Shipwire is no different.  The energy around here can really keep you moving, and make the minimal sleep seem practically irrelevant. At Shipwire, it helps the office has a lot of open space so people can communicate easy. Add to that, we have a very tight development schedule with monthly product releases, so the product and software engineering teams are moving quickly.

Marketing and sales is a constant buzz of activity. Our support and operations teams are dealing with growing entrepreneurial companies that keep us on our toes. It’s a busy place, with just the daily needs.

That said, our employees are not super-human and the business needs more than just daily-task management – it needs infrastructure and lots of time planning for growth (read: “world domination”).

What we’ve noticed, is that we lose a lot of time to interruptions. Drive-by questions. Getting pulled into a fire drill.  One of my team members mentioned in passing, when I asked what he was doing, that he was, “managing the current fire-drill.” When I asked him what was next, he said, “hopefully some sales, but probably the next fire drill.”

Managing based on interruptions is definitely not the way to tackle some of the bigger tasks. That is why I was so impressed, when our new VP of sales noticed his team was entirely too interrupt driven, and came up with a simple solution. The Cone!

The VP of sales went out to a party supply store and bought a stack of cones. They look like small blue street cones and are fairly obvious, especially when they sit ontop of somebody’s monitor or right behind their chair. They are called: “The Don’t Bother Me Cone.”  And the weird thing is, they work. I happened to be talking to one of our team members, in our Merchant Success zone (sales, support and account management)and noticed one of our new hires get jammed up on a support question.  I saw him turn to ask a senior team member for help, see the cone next to his desk, give a little shrug, turn back to his desk and log into our team knowledge base to figure out the answer himself.

That may sound like a little thing; but it’s not. It’s a productivity enhancer and it forces people to stop before they interrupt the next person. In an open work environment, it functioned almost like a closed door. It was one of the more effective tricks I’ve seen in a while. The cone prevented interruptions without crushing the energy and creative flow of the work environment.

What has worked in your company to reduce interruption, and still not stifle creative flow?

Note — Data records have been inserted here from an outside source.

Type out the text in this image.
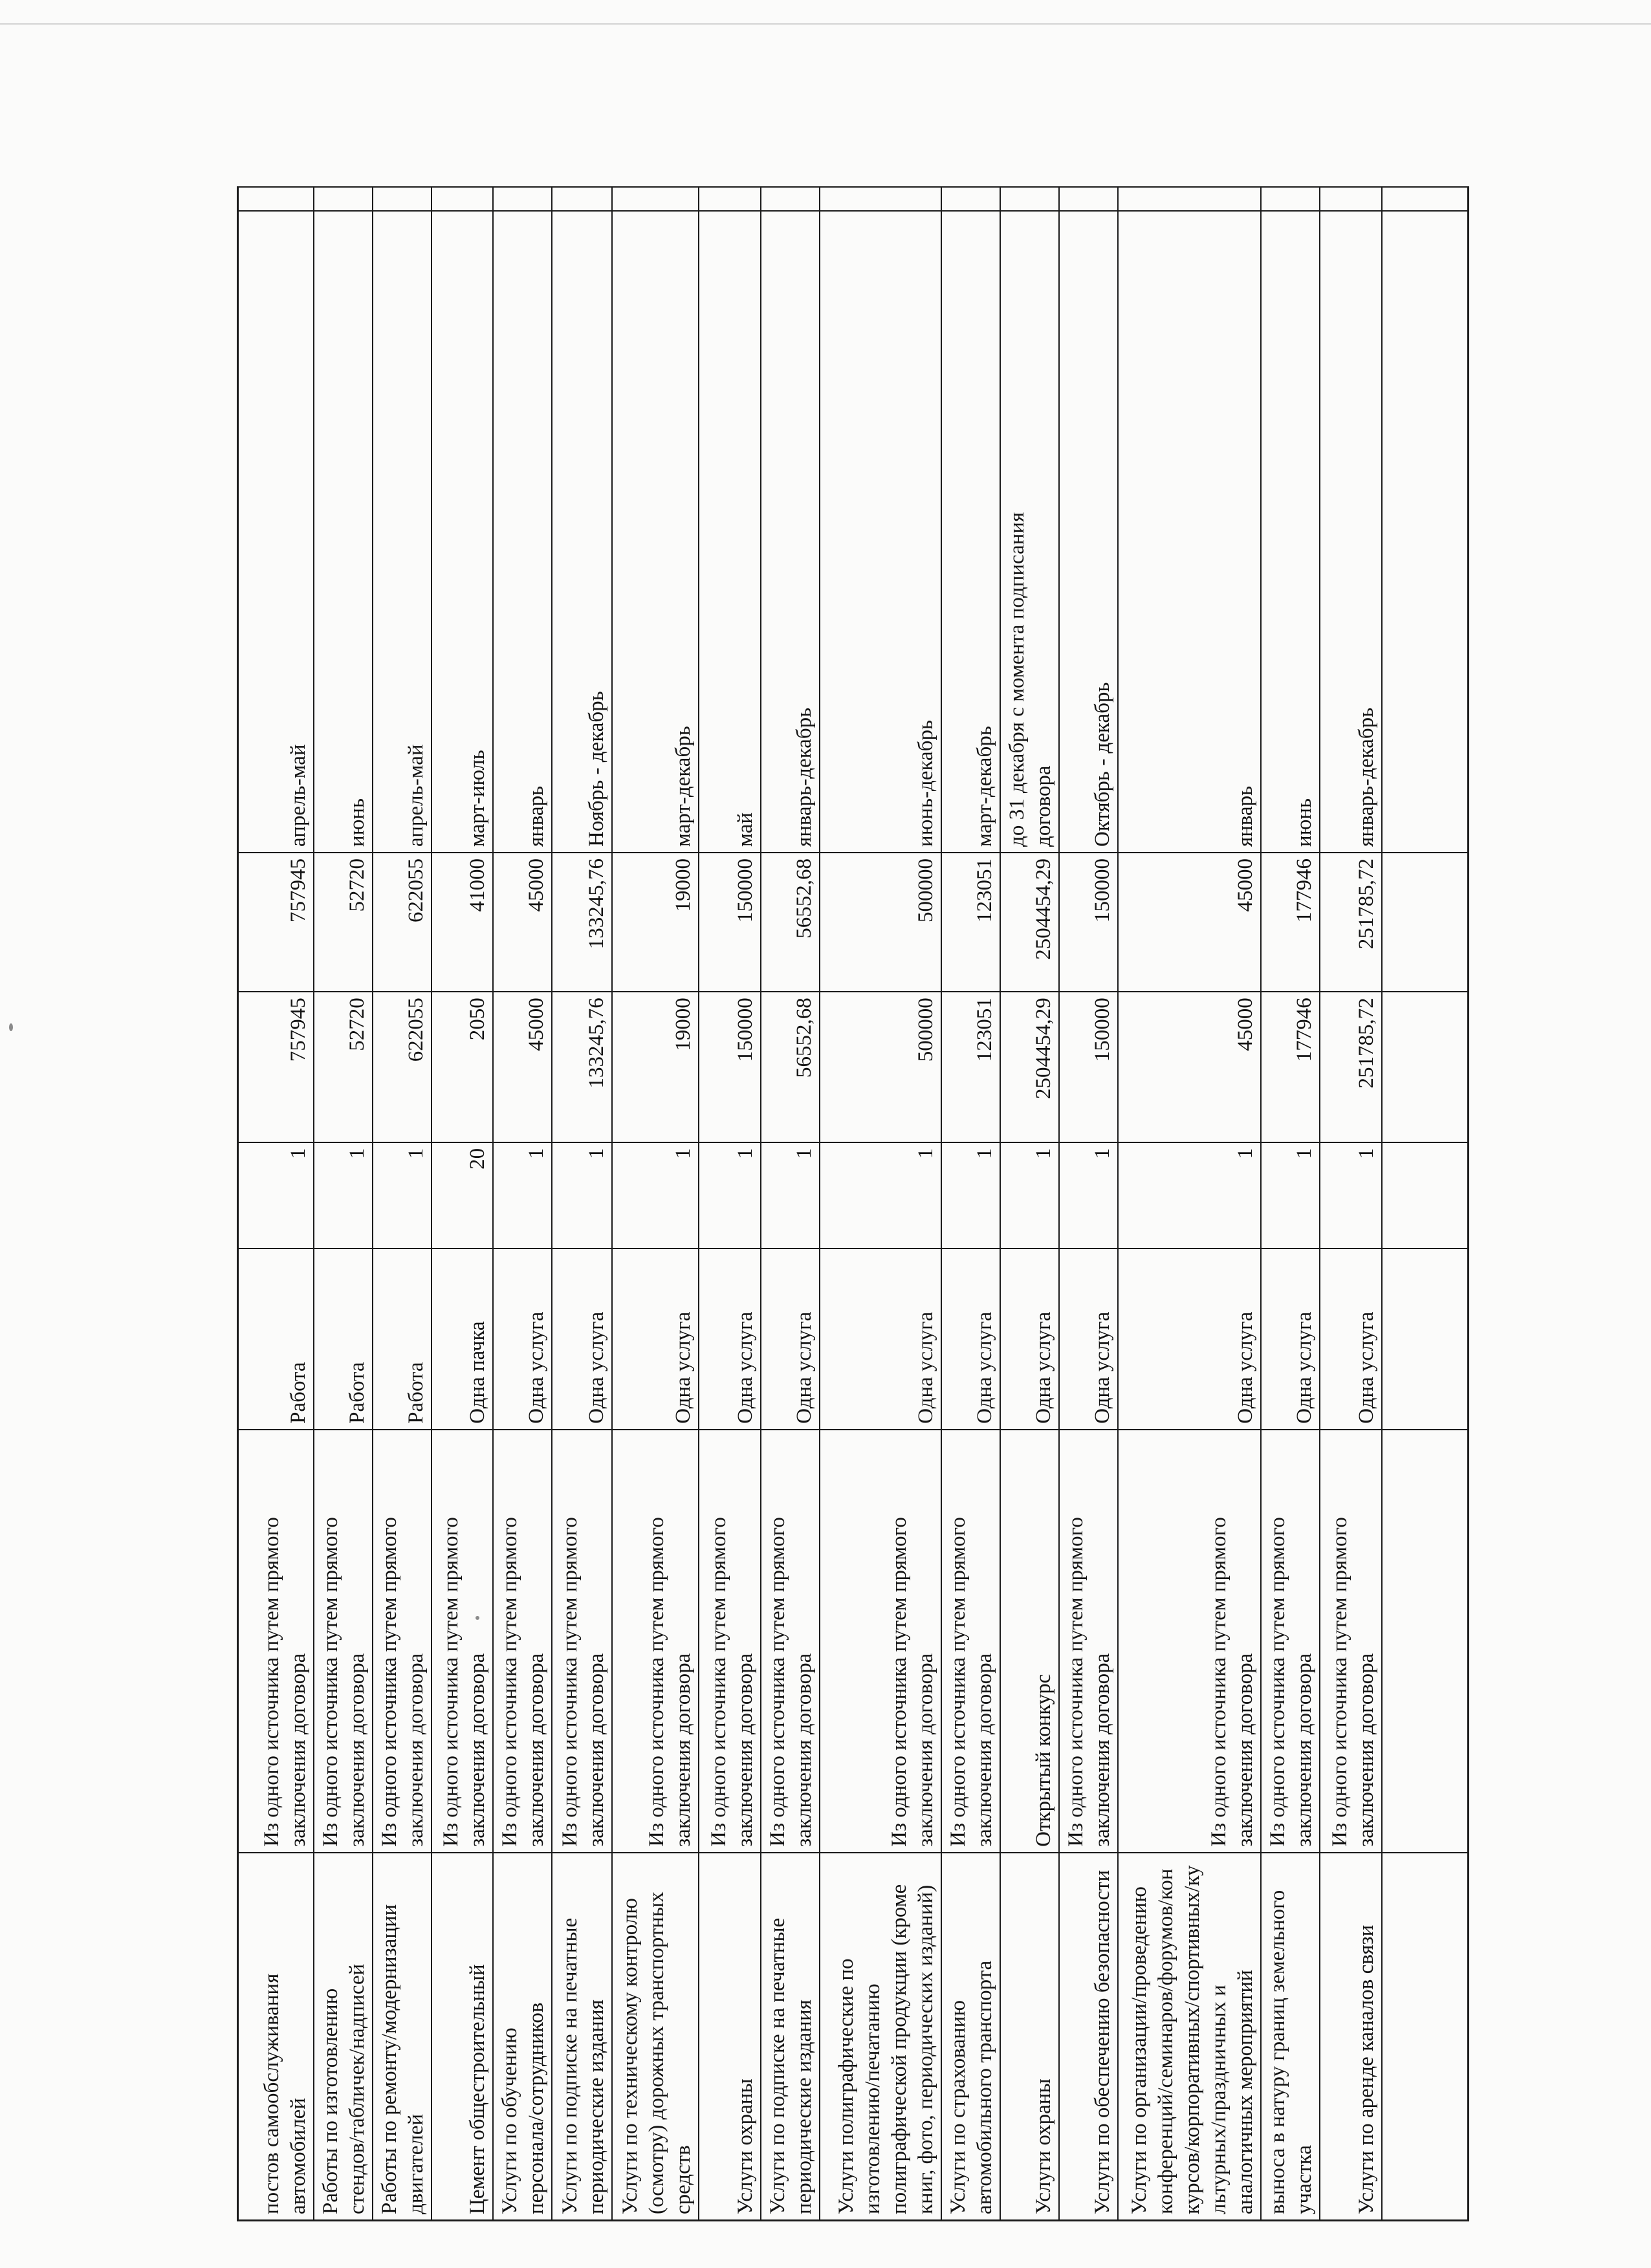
постов самообслуживания
автомобилей
Из одного источника путем прямого
заключения договора
Работа
1
757945
757945
апрель-май
Работы по изготовлению
стендов/табличек/надписей
Из одного источника путем прямого
заключения договора
Работа
1
52720
52720
июнь
Работы по ремонту/модернизации
двигателей
Из одного источника путем прямого
заключения договора
Работа
1
622055
622055
апрель-май
Цемент общестроительный
Из одного источника путем прямого
заключения договора
Одна пачка
20
2050
41000
март-июль
Услуги по обучению
персонала/сотрудников
Из одного источника путем прямого
заключения договора
Одна услуга
1
45000
45000
январь
Услуги по подписке на печатные
периодические издания
Из одного источника путем прямого
заключения договора
Одна услуга
1
133245,76
133245,76
Ноябрь - декабрь
Услуги по техническому контролю
(осмотру) дорожных транспортных
средств
Из одного источника путем прямого
заключения договора
Одна услуга
1
19000
19000
март-декабрь
Услуги охраны
Из одного источника путем прямого
заключения договора
Одна услуга
1
150000
150000
май
Услуги по подписке на печатные
периодические издания
Из одного источника путем прямого
заключения договора
Одна услуга
1
56552,68
56552,68
январь-декабрь
Услуги полиграфические по
изготовлению/печатанию
полиграфической продукции (кроме
книг, фото, периодических изданий)
Из одного источника путем прямого
заключения договора
Одна услуга
1
500000
500000
июнь-декабрь
Услуги по страхованию
автомобильного транспорта
Из одного источника путем прямого
заключения договора
Одна услуга
1
123051
123051
март-декабрь
Услуги охраны
Открытый конкурс
Одна услуга
1
2504454,29
2504454,29
до 31 декабря с момента подписания
договора
Услуги по обеспечению безопасности
Из одного источника путем прямого
заключения договора
Одна услуга
1
150000
150000
Октябрь - декабрь
Услуги по организации/проведению
конференций/семинаров/форумов/кон
курсов/корпоративных/спортивных/ку
льтурных/праздничных и
аналогичных мероприятий
Из одного источника путем прямого
заключения договора
Одна услуга
1
45000
45000
январь
выноса в натуру границ земельного
участка
Из одного источника путем прямого
заключения договора
Одна услуга
1
177946
177946
июнь
Услуги по аренде каналов связи
Из одного источника путем прямого
заключения договора
Одна услуга
1
251785,72
251785,72
январь-декабрь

Here are some other productivity tips, that I’ve collected for all you busy entrepreneurs out there:

  1. Answer e-mails only at certain times of the day. I think this is another four-hour work week tip.
  2. Start the day with the biggest or hardest project; your big rock for the day, that looks hard to move. If you get that done, then all the small tasks will look easy (little rocks).
  3. Get to the office early, or stay late a couple days a week.
  4. Ride the bus, or take the train. This is not only good for the environment but it’s also a good place to work on a project, especially if you have a wireless laptop card.
  5. Turn off your cell phone when you’re working on a project.
  6. Don’t open too many Web-browser tabs or applications. Open just enough to complete the task you’re on. Many people constantly leave on e-mail, or Skype, or an IM Chat window.  That’s welcoming an interruption.